The Science Behind Real Silver and Magnetism

No, real silver is not magnetic. Silver, like other noble metals, will not be attracted by a magnet; therefore, the magnet test is one way to test real silver.

Why is Silver Not Magnetic?

Real Silver Magnetic

Silver is a chemical element with the symbol Ag and atomic number 47, and it belongs to the group of metals known as the noble metals, which also includes gold, platinum, and palladium. These metals are non-magnetic and have low electrical conductivity, making them suitable for use in jewelry and other decorative items.

Silver is not magnetic with even the strongest magnets because it is a diamagnetic metal. Diamagnetic metals are weakly repelled by a magnet, unlike ferromagnetic ones, which have a strong attraction to magnets. Paramagnetic metals are metals that have a light attraction to magnets.

Magnetic metals are not as common as some people think. Iron, nickel, cobalt, neodymium, samarium, and gadolinium are the few magnetic metals we regularly interact with.

How to Test if Silver is Magnetic

Several ways exist to confirm the non-magnetic nature of silver.

1. Small Magnets

Small magnets are the most common way to check if your silver is magnetic. You can buy these magnets at low prices, and they are the type you’ll find in speakers and other devices that require magnets.

Small magnets work well to pull metals such as iron because they are ferromagnetic.

However, you’ll notice no reaction when you place a small magnet close to your silver jewelry.

2. Neodymium Magnets

Neodymium Magnet
Neodymium Magnets

neodymium magnet is the most common type of permanent rare-earth magnet. Neodymium magnets are made from an alloy of neodymium, iron, and boron. They are the strongest type of commercial-grade permanent magnet, making them useful in gadgets that require strong magnets.

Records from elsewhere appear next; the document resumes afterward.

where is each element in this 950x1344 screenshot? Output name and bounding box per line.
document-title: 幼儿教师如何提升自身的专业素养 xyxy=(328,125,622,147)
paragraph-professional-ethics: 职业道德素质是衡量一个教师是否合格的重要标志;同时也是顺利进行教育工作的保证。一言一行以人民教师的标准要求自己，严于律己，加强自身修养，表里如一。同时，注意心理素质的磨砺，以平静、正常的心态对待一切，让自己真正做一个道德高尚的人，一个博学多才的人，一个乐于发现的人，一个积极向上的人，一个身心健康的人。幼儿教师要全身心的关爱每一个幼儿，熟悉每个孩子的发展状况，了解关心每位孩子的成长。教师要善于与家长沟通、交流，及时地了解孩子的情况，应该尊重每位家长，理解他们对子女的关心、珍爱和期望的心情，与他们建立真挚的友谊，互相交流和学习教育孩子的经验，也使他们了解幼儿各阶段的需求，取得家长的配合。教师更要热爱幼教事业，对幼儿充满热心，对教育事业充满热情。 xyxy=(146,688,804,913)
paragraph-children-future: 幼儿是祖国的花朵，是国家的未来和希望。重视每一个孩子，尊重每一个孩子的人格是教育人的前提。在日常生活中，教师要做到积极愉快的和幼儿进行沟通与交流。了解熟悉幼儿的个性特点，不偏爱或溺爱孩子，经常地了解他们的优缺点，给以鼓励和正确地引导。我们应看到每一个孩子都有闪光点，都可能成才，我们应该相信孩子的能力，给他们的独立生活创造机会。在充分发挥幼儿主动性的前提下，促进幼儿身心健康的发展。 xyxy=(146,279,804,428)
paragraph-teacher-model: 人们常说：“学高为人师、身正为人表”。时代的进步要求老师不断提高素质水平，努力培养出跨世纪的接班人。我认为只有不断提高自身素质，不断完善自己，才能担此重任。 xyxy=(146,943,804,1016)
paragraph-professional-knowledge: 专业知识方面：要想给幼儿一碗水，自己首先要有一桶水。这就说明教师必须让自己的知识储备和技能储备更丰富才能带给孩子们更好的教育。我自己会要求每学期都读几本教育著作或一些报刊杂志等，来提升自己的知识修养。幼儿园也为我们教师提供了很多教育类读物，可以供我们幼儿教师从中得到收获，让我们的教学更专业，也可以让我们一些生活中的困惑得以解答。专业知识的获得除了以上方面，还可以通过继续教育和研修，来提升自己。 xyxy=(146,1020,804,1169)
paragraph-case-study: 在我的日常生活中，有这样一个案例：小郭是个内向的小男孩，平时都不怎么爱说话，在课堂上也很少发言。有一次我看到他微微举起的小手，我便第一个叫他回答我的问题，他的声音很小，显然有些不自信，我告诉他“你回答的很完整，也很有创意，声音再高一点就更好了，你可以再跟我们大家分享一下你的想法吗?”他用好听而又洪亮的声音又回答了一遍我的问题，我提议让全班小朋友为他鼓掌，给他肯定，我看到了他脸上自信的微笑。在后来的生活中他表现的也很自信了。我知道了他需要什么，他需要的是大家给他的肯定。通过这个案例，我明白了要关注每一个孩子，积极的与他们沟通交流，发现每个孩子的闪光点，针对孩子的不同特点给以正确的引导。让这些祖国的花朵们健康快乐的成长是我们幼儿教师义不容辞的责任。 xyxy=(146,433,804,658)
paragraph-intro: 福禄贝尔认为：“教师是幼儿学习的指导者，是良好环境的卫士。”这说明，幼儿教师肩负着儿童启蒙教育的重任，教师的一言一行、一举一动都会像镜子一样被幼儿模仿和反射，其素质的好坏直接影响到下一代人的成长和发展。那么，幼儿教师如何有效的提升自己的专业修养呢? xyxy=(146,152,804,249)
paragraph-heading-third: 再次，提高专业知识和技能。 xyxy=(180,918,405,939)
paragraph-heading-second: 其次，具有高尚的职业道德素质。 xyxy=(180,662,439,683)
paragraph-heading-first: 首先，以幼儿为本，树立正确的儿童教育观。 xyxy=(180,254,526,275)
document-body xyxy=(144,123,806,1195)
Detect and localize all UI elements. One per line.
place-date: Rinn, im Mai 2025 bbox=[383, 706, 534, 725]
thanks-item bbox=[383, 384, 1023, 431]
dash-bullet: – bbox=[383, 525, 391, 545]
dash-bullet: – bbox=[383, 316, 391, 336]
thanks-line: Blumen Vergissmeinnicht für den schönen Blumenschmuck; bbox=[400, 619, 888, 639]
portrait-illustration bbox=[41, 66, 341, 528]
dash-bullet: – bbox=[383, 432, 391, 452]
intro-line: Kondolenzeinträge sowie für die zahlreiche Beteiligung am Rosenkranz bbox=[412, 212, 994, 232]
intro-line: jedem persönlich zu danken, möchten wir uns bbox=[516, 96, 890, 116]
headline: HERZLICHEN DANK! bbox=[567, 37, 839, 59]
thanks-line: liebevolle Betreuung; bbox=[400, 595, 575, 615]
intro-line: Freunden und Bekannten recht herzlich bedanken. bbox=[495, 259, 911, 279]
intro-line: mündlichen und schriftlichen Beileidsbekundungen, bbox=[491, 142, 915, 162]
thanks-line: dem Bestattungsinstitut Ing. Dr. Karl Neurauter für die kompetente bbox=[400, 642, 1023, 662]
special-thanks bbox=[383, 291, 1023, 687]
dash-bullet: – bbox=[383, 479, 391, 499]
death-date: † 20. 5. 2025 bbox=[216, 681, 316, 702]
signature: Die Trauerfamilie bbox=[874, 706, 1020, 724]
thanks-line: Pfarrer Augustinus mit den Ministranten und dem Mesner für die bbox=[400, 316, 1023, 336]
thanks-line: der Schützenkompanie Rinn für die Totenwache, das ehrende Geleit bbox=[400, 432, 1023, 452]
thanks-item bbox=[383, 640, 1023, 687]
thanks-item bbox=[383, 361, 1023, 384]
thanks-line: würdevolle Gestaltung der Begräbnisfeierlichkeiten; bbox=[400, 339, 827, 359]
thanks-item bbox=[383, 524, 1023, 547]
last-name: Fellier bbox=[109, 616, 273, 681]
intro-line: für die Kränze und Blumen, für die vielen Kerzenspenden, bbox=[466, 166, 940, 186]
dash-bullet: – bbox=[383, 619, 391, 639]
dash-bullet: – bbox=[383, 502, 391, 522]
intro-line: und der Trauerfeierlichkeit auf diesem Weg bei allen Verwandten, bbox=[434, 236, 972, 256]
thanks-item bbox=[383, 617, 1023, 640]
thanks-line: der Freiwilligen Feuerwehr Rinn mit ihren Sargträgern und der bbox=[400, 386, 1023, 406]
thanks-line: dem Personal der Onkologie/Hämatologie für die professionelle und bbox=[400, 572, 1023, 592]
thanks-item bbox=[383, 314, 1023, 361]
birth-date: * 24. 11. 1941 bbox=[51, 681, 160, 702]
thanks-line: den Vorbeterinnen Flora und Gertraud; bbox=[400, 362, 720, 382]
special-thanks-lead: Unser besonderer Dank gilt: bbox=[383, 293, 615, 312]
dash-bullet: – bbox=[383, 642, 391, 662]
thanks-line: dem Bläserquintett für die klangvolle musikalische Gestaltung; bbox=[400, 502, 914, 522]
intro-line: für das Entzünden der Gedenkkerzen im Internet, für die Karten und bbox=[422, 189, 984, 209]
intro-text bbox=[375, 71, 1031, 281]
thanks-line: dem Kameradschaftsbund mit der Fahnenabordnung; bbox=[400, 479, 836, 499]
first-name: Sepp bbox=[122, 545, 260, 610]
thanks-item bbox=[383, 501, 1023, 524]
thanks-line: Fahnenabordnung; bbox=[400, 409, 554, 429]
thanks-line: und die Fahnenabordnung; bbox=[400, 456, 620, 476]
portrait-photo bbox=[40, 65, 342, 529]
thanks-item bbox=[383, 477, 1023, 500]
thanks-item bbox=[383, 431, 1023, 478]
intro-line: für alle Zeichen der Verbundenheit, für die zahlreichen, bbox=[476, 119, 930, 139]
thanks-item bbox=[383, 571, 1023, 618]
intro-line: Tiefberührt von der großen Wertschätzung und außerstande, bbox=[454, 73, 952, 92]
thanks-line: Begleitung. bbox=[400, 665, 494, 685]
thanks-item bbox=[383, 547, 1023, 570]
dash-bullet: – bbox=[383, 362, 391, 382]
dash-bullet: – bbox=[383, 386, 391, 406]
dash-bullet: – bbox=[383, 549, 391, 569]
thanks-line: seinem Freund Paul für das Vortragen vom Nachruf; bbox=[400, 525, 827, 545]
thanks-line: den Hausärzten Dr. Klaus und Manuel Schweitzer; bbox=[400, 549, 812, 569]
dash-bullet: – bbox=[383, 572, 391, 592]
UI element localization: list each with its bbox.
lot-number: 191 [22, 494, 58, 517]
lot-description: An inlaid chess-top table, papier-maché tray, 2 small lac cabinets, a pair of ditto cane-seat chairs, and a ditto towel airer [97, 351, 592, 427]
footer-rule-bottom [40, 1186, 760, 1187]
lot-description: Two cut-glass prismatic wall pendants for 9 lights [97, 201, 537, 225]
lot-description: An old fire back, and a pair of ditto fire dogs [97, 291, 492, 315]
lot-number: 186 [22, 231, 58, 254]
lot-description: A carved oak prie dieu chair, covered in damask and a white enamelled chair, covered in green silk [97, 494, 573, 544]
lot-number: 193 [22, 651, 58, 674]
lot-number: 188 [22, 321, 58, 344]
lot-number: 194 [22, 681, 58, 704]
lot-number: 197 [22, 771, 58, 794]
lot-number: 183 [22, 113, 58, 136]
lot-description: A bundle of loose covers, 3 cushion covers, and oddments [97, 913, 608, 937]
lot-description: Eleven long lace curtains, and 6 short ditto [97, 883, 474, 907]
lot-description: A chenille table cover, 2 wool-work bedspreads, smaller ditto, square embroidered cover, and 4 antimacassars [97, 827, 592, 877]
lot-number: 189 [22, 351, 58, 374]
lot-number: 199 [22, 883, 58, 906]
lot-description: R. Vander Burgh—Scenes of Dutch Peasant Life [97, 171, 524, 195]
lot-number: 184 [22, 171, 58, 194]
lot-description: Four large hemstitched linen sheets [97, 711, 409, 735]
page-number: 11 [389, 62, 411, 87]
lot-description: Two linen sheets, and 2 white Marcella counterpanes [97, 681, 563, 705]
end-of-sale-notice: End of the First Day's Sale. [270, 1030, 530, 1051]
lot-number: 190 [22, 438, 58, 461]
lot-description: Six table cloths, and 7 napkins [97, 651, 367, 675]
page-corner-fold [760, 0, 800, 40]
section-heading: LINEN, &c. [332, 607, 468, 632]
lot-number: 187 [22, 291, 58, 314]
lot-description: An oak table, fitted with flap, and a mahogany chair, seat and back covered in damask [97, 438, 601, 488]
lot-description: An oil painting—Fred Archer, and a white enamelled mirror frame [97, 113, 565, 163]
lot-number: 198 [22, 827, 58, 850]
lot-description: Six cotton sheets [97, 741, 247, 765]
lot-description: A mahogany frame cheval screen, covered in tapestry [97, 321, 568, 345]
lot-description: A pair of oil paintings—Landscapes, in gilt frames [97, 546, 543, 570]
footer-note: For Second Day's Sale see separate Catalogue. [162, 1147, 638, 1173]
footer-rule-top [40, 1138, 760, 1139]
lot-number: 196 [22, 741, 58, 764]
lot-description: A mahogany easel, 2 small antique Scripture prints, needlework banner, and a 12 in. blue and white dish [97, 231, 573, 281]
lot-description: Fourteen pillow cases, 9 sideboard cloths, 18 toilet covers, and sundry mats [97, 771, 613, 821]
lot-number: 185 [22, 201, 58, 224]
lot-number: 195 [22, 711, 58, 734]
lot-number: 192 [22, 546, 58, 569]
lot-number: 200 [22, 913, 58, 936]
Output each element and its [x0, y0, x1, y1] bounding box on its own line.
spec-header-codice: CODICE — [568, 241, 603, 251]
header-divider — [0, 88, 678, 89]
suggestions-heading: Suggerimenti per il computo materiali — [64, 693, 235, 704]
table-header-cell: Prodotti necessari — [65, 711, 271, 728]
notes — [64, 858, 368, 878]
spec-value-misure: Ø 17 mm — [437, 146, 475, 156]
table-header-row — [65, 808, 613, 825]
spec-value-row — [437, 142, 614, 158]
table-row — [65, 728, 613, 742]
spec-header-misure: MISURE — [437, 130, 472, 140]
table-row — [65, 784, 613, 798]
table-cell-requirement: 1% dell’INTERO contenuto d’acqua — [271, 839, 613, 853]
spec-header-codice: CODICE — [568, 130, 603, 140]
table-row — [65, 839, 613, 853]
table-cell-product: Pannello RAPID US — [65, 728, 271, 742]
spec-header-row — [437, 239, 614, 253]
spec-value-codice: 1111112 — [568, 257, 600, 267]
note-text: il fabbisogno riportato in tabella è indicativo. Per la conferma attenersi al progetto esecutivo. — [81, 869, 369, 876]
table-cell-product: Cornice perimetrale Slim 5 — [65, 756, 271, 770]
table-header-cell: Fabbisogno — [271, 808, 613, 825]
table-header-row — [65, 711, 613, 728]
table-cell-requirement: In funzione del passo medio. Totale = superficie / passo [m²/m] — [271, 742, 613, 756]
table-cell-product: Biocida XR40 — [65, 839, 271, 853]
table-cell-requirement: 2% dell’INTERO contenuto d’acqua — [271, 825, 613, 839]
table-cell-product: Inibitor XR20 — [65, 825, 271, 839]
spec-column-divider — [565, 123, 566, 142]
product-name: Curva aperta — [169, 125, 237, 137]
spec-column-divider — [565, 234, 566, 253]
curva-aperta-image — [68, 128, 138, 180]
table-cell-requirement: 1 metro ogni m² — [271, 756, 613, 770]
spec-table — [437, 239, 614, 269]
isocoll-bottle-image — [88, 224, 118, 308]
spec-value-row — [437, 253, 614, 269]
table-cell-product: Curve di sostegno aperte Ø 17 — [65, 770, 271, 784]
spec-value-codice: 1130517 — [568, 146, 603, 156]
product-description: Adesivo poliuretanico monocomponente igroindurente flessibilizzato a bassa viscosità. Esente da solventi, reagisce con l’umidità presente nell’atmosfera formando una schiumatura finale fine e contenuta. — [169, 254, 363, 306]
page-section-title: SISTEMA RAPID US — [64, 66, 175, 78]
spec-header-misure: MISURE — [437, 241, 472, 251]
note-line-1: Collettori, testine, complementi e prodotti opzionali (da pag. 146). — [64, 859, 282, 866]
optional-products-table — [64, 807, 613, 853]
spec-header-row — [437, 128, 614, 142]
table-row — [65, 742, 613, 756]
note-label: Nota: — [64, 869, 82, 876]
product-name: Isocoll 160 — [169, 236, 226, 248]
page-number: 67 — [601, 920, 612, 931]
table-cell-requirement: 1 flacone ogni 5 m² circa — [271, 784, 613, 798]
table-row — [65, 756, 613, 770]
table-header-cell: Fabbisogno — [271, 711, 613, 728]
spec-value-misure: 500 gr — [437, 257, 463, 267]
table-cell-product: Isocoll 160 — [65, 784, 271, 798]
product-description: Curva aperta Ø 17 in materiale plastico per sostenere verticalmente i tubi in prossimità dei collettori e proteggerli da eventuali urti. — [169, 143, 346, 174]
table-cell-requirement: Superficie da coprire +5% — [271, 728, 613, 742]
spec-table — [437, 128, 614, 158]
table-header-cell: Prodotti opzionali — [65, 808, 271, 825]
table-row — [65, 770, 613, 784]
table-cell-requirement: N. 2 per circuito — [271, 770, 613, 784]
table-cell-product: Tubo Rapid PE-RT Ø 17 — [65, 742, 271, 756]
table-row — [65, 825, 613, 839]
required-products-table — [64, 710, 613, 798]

Pure silver will not react when you place a neodymium magnet close. However, you’ll observe a repellant reaction when you move the magnet through the front of the silver (without touching it). This repellant reaction is a display of Lenz’s Law.

3. Magnetic Slide

magnetic slide comprises several neodymium magnets arranged in an inclined shape. These machines do not need any chemicals or electrical power to function. 

You can apply the magnetic slide test by placing the silver at the top of the slide and observing how it slides down. Diamagnetism causes silver to move slowly through a strong magnetic field. 

Therefore, if your jewelry gets stuck to the slide, it’s magnetic and not real silver. Also, it’s not made of real silver if it slides down rapidly.

Is Sterling Silver Magnetic?

Sterling silver (also known as 925 silver) is a type of silver alloy that consists of 92.5% silver and other metals. Silver is alloyed with a stronger metal because pure silver is too soft for daily use. 

In theory, sterling silver can be magnetic if it’s alloyed with a magnetic metal like iron. However, this is unlikely since two non-magnetic metals– copper and zinc– are the most common silver alloys.

What if My Silver Jewelry is Magnetic?

Several explanations are possible for your silver jewelry to fail the magnet test.

1. Fake

Your “silver jewelry” might be magnetic if it’s fake. Silver is one of several “white metals,” and it’s not uncommon for metals like stainless steel to be marked as silver. 

The best way to avoid buying fake silver jewelry is to purchase your jewelry from trusted brands. Using an XRF Analyzer is the most reliable way to test if your jewelry is made of real silver.

2. Silver Plated

Some types of silver-plated jewelry might also fail the magnet test. Jewelers often use silver as jewelry plating because of its tarnish-resistant qualities. Silver plating is a thin layer of melted silver used to cover a base metal underneath. 

Silver-plated jewelry
Silver-plated jewelry

The appearance of silver-plated jewelry is identical to real silver; some people capitalize on this to sell it as silver. However, the silver content is too small to be considered real silver; furthermore, it will wear off with use.

3. Magnetic Parts

Real silver jewelry might have parts made out of magnetic metal, causing it to fail the magnet test. Parts like the hook, clasp, or pendant are usually made from magnetic metal. Some clasps even work with a magnetic mechanism.

The best way to perform the silver magnet test is to focus on the main parts of the jewelry and avoid the ones stated above.

4. Rhodium Plated

Jewelers use rhodium plating on white metal jewelry like silver. Rhodium is part of the platinum metal family; it’s a hard metal that protects silver jewelry from tarnishes and scratches.

Rhodium is not a magnetic metal; however, the plating process might require the use of nickel. A thin nickel layer is sometimes applied on the sterling silver base before plating it with rhodium. The nickel layer is added to protect the silver from reacting to the sulfuric acid in the rhodium bath. 

Nickel is a magnetic metal, and a strong magnet might get a reaction from silver jewelry.

5. Mixed with Magnetic Metal

Your silver might react to a magnet if silver is alloyed with a metallic metal like zinc or iron. While these magnetic metals aren’t often used in sterling silver, it’s worth double-checking your jewelry with an XRF Analyzer.